BeanMeals@Home highlights recent household research from the BeanMeals project, which is investigating innovations to scale up the consumption and production of two new varieties of UK-grown common beans, similar to haricot and kidney beans. Affordable, nutrient dense and water efficient, pulses are widely lauded as a vehicle for healthy diets and sustainable agrifood systems.
The BeanMeals project, led by the Food Systems Transformation Group, draws together researchers from five institutions who are investigating current barriers in the food system to the promotion of the UK beans. They are also assessing whether a demand for the homegrown beans, developed by the University of Warwick, could create opportunities for UK businesses. Currently the UK imports the majority of beans we consume, including the beans in at least two million cans of baked beans sold every single day.

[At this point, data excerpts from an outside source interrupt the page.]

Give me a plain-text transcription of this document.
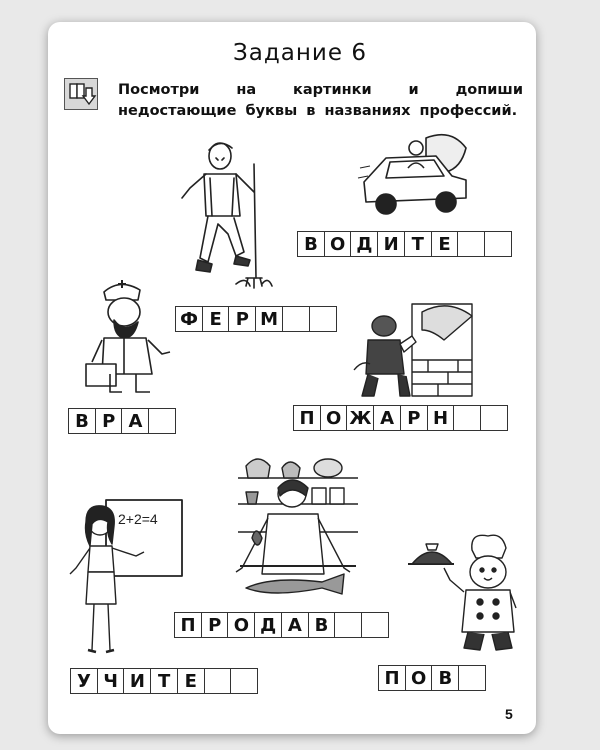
Задание 6
Посмотри на картинки и допиши недостающие буквы в названиях профессий.
2+2=4
В О Д И Т Е
Ф Е Р М
В Р А	П О Ж А Р Н
П Р О Д А В
У Ч И Т Е	П О В
5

The household work was led by Lucy Michaels, a food systems researcher at the University of Hertfordshire, one of the BeanMeals’s partner institutions. She said: “It was a huge privilege to observe families at their stoves and dinner tables. All the participants were interested in cooking with beans, not only for the health benefits but also as an inexpensive quick meal. Those familiar with dried pulses gave us a real masterclass but even our novice bean cooks showed real creativity in incorporating a new food into meals tailored for their families’ needs.
“In a city as diverse as Leicester, where the research took place, it’s no surprise that participants drew on different food cultures, including English, Italian, Caribbean, Greek, Gujarati and Punjabi to illustrate how versatile beans can be. There were also dishes with the beans hidden for fussy eaters.”
ECI-based Lisa Didier, Engagement Officer for BeanMeals, added:
This video gives a taste of the work we’ve done in Leicestershire with Food for Life. We also worked with primary school children in six schools to test bean meals on school menus. The creativity of the participants in the video mirrors the ingenuity of the school cooks we worked with. It was fantastic to see the different recipe ideas from school cooks and families.”